The French-Canadian ancestor of this young Magnan
sailed from Marseille in the 17th century for Canada. The
name of Magnan is still common in all of southern France.
Trahan is supposed to have the same significance as
Magnan, both names attached to silk worm breeding.
But by what roundabout route would trahandier
or trahan cevenol have arrived at the Touraine area?
Perhaps we could find the answer by going to
Beaucaire at the time of Louis XI.
Beaucaire—situated on the Rhone river—had the
largest trade fair of all of France, and was well attended not only by
French merchants, but also Flemish, German, Catalan, and Spanish. Some also
came from Balearic Islands, Genoa, Naples, and the Piedmont.
Beaucaire was a royal city under Louis XI, whereas
neighbouring Avignon was a papal city. These cities both sold the products
of the trahandiers from nearby Cevennes. From those noble corporations, this
silk was henceforth woven in France. This silk must have pleased the king
Louis XI, for he introduced the practice of silk worm breeding in his city
of Tours.
Like a silk banner…
When we look at today’s patronyms in the provinces
of France, we see that some of them are still used in the village, or
surrounding area, of the same name.
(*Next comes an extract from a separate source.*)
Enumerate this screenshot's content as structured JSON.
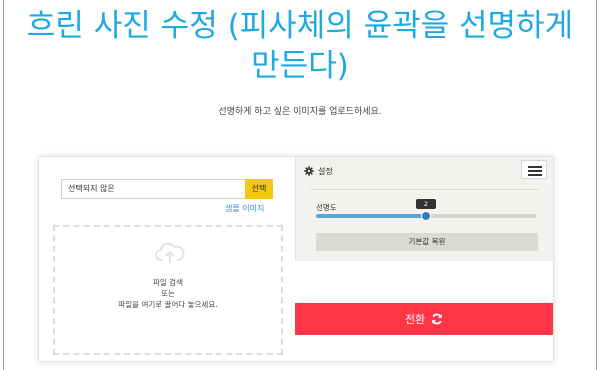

The residence of these families is
therefore the same as it was at the beginning of the civil registration.
Such is not the case for the Trahans, a traveller’s
name par excellence throughout the centuries.
The descendants of Guillaume Trahan continued to
move across the continents to shape, much like the Hebrews, the Acadian
people—a populace that neither ruin, wars, deportation, prison, dispersion,
nor transportations could annihilate.
Had Guillaume Trahan inherited from his ancestors
this spirit of adventure? Indeed he had—some were Angevins, some Tourangeaux,
and also from much further away, during the 13th and 14th
centuries, some Cevenols.
From this trahandier, who weaved in the secret of
his name the banner that would stream on the winds of history, to the
conquest of provinces and countries—much like a silk banner.
by:
Anne-Marie Granger, 1984 (born in Locmaria, Belle-Ile-en-mer, 1921;
deceased in Prades, Herault, 1992)
Translated by Robert Granger MD
Edmonton Alberta Canada 2003.
Addendum:
Our grandmother came to see us in Western Canada,
and we spent some time in Belle-Ile and Prades. She passed away in 1992,
when my twin brother Robert and I were 12 years old. Grand-mère was an
extensive writer but before her death she burned all her papers. The only
reason this text survived is because it was misplaced. In the first part of
her essay, she wrote about Nicolas Trahan, his village of origin and the
geography of the area, as well as the researchers and writers of articles
that relate to this region and that of Acadia.
Today, the descendants of Guillaume Trahan live on
both sides of the Atlantic due to the Acadian deportation of 1755. We can
find them in Canada, USA, Belle-Ile-en-mer, and western France.
My grandfather Robert Granger (1917-1982) is
descended from Guillaume Trahan through Guillaume’s eldest daughter Jeanne,
married to Jacob Bourgeois (13 generations ago). My grandmother Anne-Marie
Granger (1921-1992) is also descended from Guillaume and his second wife
Madeleine Brun, through his eldest son, who was named Guillaume as well (12
generations ago).
My ancestor Joachim Trahan (from Anne-Marie Granger,
8 generations ago) left Belle-Ile-en-mer with almost all of his family on
the St. Remy to be transported from Nantes to Louisiana in 1785.